Frequently Asked Questions

Is a connected app deprecated in Salesforce?

Existing connected app integrations can continue to run, but creating new legacy apps is restricted as of Spring ’26. For new Salesforce API authorization work, start with an external client app unless you have a documented legacy requirement.

Should I use a connected app or external client app in 2026?

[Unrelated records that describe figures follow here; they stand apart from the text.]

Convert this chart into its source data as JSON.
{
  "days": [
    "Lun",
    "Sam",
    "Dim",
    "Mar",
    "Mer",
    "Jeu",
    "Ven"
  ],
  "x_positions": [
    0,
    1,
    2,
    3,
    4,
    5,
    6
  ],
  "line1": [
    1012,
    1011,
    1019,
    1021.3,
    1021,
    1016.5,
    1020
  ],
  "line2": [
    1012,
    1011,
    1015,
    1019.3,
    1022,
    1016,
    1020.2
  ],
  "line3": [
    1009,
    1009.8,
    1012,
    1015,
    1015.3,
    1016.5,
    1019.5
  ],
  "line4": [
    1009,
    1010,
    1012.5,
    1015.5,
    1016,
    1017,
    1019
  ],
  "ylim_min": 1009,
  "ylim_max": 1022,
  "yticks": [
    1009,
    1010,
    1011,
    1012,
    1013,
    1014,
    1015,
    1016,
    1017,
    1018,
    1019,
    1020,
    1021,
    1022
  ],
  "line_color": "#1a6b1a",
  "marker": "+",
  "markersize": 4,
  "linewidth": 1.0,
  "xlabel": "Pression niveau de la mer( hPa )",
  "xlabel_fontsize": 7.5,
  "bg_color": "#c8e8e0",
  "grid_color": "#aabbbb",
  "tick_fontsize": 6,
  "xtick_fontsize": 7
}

Use an external client app for new integrations, especially when packaging, subscriber policy control, or long-term governance matters. Keep an existing OAuth app only when it is working, documented, secured, and not ready for a tested migration.

Why is New Connected App missing in Salesforce Setup?

The action can be unavailable because Salesforce restricts creation starting with Spring ’26. Check Salesforce Help for the current release behavior and use External Client App Manager for new work where possible.

Do external client apps support username-password OAuth flow?

No. Salesforce migration guidance says ECAs do not support username-password flow. Redesign the integration with client credentials, JWT bearer, web server flow, or another supported OAuth pattern before migration.

Can I migrate a connected app to an external client app?

Salesforce provides migration guidance for supported local apps. Before migration, check OAuth flow support, callback URLs, policies, packaging needs, and any connected-app-only feature your client depends on.